The Kolkata bench of the National Company Law Tribunal (NCLT), on Friday posted all the cases filed by the erstwhile promoter company of Srei group – Adisri Commercial – for further hearing on March 16.
It is to be noted that the erstwhile promoters of the Srei group had urged the Kolkata bench of NCLT to set aside the order admitting the companies under insolvency as the date of alleged default fell within the “black out period” mentioned under Section 10A of IBC (Insolvency and Bankruptcy Code). The counsels appearing on behalf of the erstwhile promoters had also urged the NCLT to consider presenting the resolution plan, submitted by them under Section 12 A, to the Committee of Creditors (CoC) for their consideration.
Both the cases were to be heard on Friday but no fresh submissions were made and the bench posted the cases for further hearing on March 16.
The counsels for the erstwhile promoters had recently raised questions on the very order that admitted the Srei group of companies for insolvency proceedings and requested the bench to set aside the order.
The government had, by way of an ordinance in June 2020, suspended initiation of insolvency proceedings by incorporating Section 10A in the IBC, to mitigate the impact of the Covid-induced lockdown and the resultant slowdown on businesses, thereby leading to defaults. The default for which Srei Infrastructure Finance Ltd (SIFL) and Srei Equipment Finance Ltd (SEFL) were admitted into insolvency fell within this period and hence “there is an error on the face of record”, the counsels had argued.
Adisri Commercial had recently submitted a resolution plan under Section 12A to withdraw the companies – SIFL and SEFL – from insolvency and settle the entire claim of around ₹32,000 crore to the creditors. It had offered to pay ₹3,500 crore upfront cash with NPV (net present value) of ₹7,000 crore. The entire claim of approximately ₹32,000 crore will be repaid using multiple financial instruments such as upfront cash, NCDs, OCDs and equity over a period of time.
However, the administrator of the Srei group companies, had refused to accept the resolution plan saying that he was not a “competent authority” to accept the plan under Section 12A of IBC and it would be up to the Reserve Bank of India, which had filed the insolvency petitions against the companies, to either accept or reject the resolution plan in this case.
Following the completion of the challenge mechanism process, the Srei group entities had received three bids. The state-backed NARCL’s offer was ₹5,555 crore in NPV terms, including upfront cash of ₹3,180 crore; Authum Investment and Infrastructure’s bid in NPV terms was for ₹5,526 crore and the consortium of Varde Partners and Arena Investors financial bid in terms of NPV stood at around ₹4,680 crore, including ₹3,250 crore upfront cash amount.
The consolidated CoC for two insolvent Srei companies approved the resolution plan of NARCL with the highest voting (89.25 per cent) amongst the bidders.
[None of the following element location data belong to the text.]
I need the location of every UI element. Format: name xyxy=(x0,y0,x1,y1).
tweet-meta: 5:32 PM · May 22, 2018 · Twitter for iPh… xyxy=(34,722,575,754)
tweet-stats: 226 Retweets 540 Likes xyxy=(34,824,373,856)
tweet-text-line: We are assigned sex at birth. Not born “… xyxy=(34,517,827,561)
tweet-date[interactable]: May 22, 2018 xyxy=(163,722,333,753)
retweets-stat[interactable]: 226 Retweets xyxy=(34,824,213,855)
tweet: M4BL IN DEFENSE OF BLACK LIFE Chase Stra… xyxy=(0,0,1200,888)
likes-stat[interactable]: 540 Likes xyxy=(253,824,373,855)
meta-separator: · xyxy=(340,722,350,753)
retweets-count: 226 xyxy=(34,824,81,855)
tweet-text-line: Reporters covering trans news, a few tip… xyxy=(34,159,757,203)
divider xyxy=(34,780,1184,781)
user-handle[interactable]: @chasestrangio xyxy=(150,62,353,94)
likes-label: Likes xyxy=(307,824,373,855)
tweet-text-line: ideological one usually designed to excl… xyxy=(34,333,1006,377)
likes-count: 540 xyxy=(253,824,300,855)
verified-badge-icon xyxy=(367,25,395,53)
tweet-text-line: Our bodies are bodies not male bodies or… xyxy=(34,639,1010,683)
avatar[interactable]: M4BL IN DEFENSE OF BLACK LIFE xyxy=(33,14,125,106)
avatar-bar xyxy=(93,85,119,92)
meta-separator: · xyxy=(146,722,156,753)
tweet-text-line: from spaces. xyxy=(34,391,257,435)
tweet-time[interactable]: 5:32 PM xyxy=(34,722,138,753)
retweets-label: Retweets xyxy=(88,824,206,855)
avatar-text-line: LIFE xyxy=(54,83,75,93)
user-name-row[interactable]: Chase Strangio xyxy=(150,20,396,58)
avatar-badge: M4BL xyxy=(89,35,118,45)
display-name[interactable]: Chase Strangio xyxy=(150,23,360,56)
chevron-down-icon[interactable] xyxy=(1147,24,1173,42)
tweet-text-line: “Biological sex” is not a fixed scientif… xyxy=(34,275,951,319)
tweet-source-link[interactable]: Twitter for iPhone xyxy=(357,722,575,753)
The resolution plan submitted by Authum Investment and Infrastructure received 84.86 per cent vote and that of the consortium of Varde Partners and Arena Investors got 9 per cent vote.
Subsequently, Authum Investment and Infrastructure, whose financial bid was adjudged the second-highest in terms of NPV, filed a petition before the Kolkata bench of NCLT, challenging the process adopted by the CoC in which NARCL became the highest bidder. This matter (Authum’s plea) will come up for hearing on March 21.